Massacre at the Global Mail

So the Global Mail is to close. Begun just on two years ago, the website lost its founding editor, Monica Attard, in May of that year after some kind of executive putsch. The SMH story linked to above says:
The site began in February 2012 with 97,000 unique visitors but this audience halved in the second month of operation to 47,000, according to Nielsen figures.
Clearly these numbers didn't improve after Attard left, despite an expensive redesign (I personally preferred the original, horizontal design and saw no benefit from what came later). So Wood has sacked all staff after only two years despite the original plan to go for five. I think it's disloyal.

In the US, gazillionaire Pierre Omidyar of eBay fame cut his teeth on Honolulu Civil Beat and now he's setting up First Look Media and appears to be taking a more sustainable approach by learning the ropes and building on his experience. As for Wood, he seems to have taken a hit in his main business and decided to cut his losses - even though the Global Mail was never designed to be a for-profit outfit.

Having never had enough time to settle and establish a unique brand, the Global Mail is now a footnote in the annals of Oz journalism, which is a pity. The editorial approach - to keep some things topical while working on more sustained journalism in other stories - has not translated into a substantial readership. But you can't have everything in such a short period of time; the website needed more of it to work out how to realise its potential.

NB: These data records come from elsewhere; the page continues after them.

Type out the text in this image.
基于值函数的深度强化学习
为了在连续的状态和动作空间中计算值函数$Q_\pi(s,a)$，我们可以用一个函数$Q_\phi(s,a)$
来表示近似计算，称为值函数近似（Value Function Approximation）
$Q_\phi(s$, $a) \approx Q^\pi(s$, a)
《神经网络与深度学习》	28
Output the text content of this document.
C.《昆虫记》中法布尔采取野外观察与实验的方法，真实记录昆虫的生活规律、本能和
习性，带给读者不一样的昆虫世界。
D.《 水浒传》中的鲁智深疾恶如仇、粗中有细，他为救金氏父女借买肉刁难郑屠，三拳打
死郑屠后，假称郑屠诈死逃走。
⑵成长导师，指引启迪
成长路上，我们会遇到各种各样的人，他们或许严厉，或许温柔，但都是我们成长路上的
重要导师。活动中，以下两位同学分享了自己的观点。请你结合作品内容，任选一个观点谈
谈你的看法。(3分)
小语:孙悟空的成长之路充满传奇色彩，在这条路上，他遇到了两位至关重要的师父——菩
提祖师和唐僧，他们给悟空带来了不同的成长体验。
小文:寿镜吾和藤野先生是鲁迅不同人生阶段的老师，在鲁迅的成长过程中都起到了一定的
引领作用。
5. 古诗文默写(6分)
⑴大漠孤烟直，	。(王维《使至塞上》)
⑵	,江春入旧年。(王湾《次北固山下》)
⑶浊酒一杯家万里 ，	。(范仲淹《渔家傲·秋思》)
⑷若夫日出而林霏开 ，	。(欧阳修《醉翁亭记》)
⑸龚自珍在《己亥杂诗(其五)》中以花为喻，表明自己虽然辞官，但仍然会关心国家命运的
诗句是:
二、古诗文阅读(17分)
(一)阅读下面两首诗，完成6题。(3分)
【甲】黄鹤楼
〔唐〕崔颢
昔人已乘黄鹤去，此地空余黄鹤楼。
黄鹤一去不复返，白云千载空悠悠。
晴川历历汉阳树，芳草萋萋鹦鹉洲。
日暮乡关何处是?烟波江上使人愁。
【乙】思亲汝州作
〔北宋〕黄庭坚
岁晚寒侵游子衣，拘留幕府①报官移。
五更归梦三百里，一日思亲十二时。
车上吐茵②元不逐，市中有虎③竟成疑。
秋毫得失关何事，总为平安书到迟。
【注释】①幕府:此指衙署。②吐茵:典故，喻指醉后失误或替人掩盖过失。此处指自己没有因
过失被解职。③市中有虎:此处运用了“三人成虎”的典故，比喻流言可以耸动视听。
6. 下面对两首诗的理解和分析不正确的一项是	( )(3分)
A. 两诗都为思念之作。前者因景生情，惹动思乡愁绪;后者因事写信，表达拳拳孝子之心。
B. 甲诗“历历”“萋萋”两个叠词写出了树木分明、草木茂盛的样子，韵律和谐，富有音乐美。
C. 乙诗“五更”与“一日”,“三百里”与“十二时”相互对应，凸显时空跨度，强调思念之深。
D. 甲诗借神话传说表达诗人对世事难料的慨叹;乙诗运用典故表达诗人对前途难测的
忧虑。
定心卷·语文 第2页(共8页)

One thing this exercise tells us is that strong, longer journalism is very expensive. I did one story for the website and they pay was at best ordinary - but at least they paid. To produce strong investigative stories you need to be paying about $1 per word - far more than this website offered - and so the backing of people like Wood or Omidyar seems nowadays to be a minimum proposition. So many journalism outfits pay so badly that it's a wonder they can deliver as much work as they do. As for the Guardian, reports are that the financial health of the Scott Trust, which bankrolls the outfit, was boosted recently due to a strategic sale of assets, but with websites now in three countries it is probably still losing more per year than it earns from its investments.